The story begins in deep space, where the Union Aerospace Corporation (UAC) is conducting a host of bizarre experiments. One of these tests backfires and opens up a portal to hell, unleashing hordes of demons and transforming most of the crew into bloodthirsty zombies. Like any Doom game, it's just you and your arsenal against wave after wave of hellish creatures.
It is apparent that the game was originally conceived as a traditional first-person shooter, before the concept was scrapped and completely overhauled. The end result is something akin to Time Crisis or Metal Gear Solid Touch, rather than your standard run-and-gun fest. It takes time to switch off those first person-shooter instincts, but once you learn the ropes, there's a lot of minimalistic fun to be had.
The controls couldn't be simpler; tilting the iPhone aims your weapons, while virtual buttons are used to fire them and activate the cover mechanic. Collecting items and switching between weapons is as easy as tapping the screen, with a shake of the handset used to detach clinging zombies. It all comes together remarkably well, with only the shake mechanic disrupting the flow somewhat (as well as earning you some dubious looks when playing in public).
Once Resurrection gets its hooks into you, it never lets go. Varied level design, smart enemy AI and the gradual introduction of new challenges will keep you on your toes. Unlike the early Doom titles, foes will not remain in one spot mindlessly tossing fireballs and hoping for the best. These demons will strategically duck for cover, forcing you to do the same.
A lot of work has gone into the stage layouts. The lighting level in each section is just right to conjure the appropriate level of atmosphere. The developers have done a great job of scaling down Doom 3's dark aesthetic, with the hell-based stages particularly visceral. There is never a shortage of scenery to take cover behind, but under close scrutiny, the functionality can be questioned on occasion. It's frustrating to see power-ups generate at the edge of the screen, a little too close to the action buttons. This can result in you accidentally firing a shot or ducking for cover, rather than collecting a much-needed health pack.
While you might think that the absence of free exploration is lamentable, the on-rails design does have its advantages. First and foremost, Doom has always been about shooting anything that moves, and time spent wandering aimlessly around murky, maze-like corridors seeking keycards compromised this all too often. In Resurrection, all of that is taken care of for you, boiling the experience down to its destructive essence.
An on-rails design with touch-screen controls might sound like a far cry from the Doom we all know and love, but Resurrection has remained true to the series' adrenaline-fuelled roots, aided by the inclusion of a pleasingly familiar arsenal, comprising chainsaws, double-barrelled shotguns and the devastating BFG.
Whereas the game has something unique to offer iPhone users, it doesn't have enough of it. With just eight stages, clocking in at around 15 minutes each, the game's over before you know it. A small amount of replay value can be found in the Free Play mode, where running through the levels on higher difficulty settings will earn you more points, but you will still be hungry for more by the end.

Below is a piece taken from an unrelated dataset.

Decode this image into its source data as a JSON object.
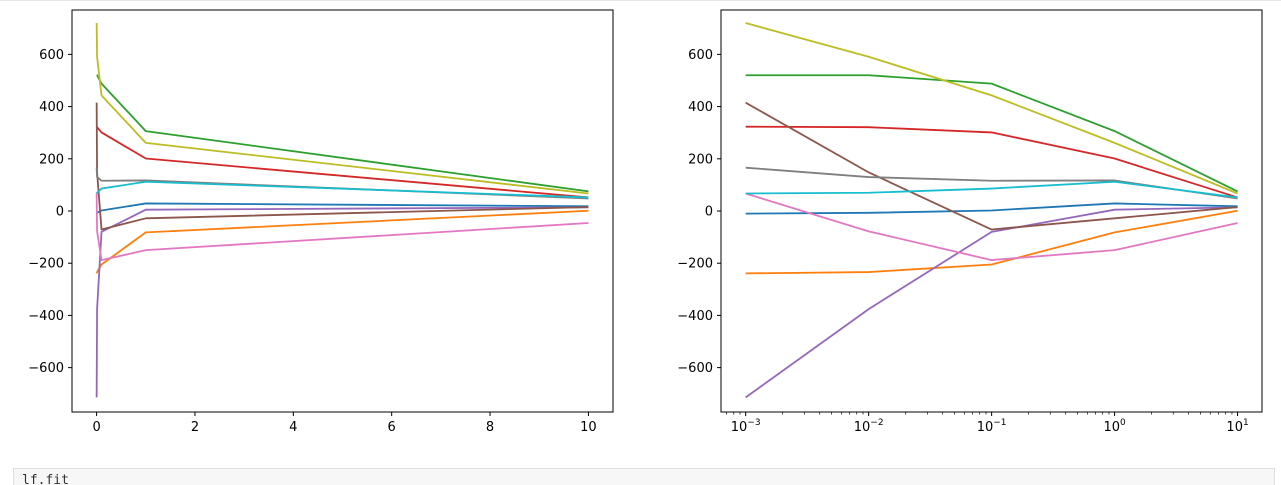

Priced at the high end of the App Store's scale, alongside titles such as The Sims, Assassin's Creed and The Need For Speed, it can be argued that its competitors offer more substance for your buck, but that isn't to say that the game doesn't have something all of its own to offer.
Sceptics might claim that Resurrection's original mechanics are little more than gimmicks, but id has achieved exactly what it set out to do with this one, reinventing the series for the iPhone and playing to the platform's strengths while remaining true to its roots. Sitting on the fence between the first-person shooter and shooting gallery genres, it is hard to pick out a better alternative for the platform in either category.
With Doom Resurrection, id Software hasn't so much whet our appetite for more Doom, as left us salivating like Pavlov's dogs. With the long-awaited fourth instalment in the series still some way off, iPhone releases like this one should see us through.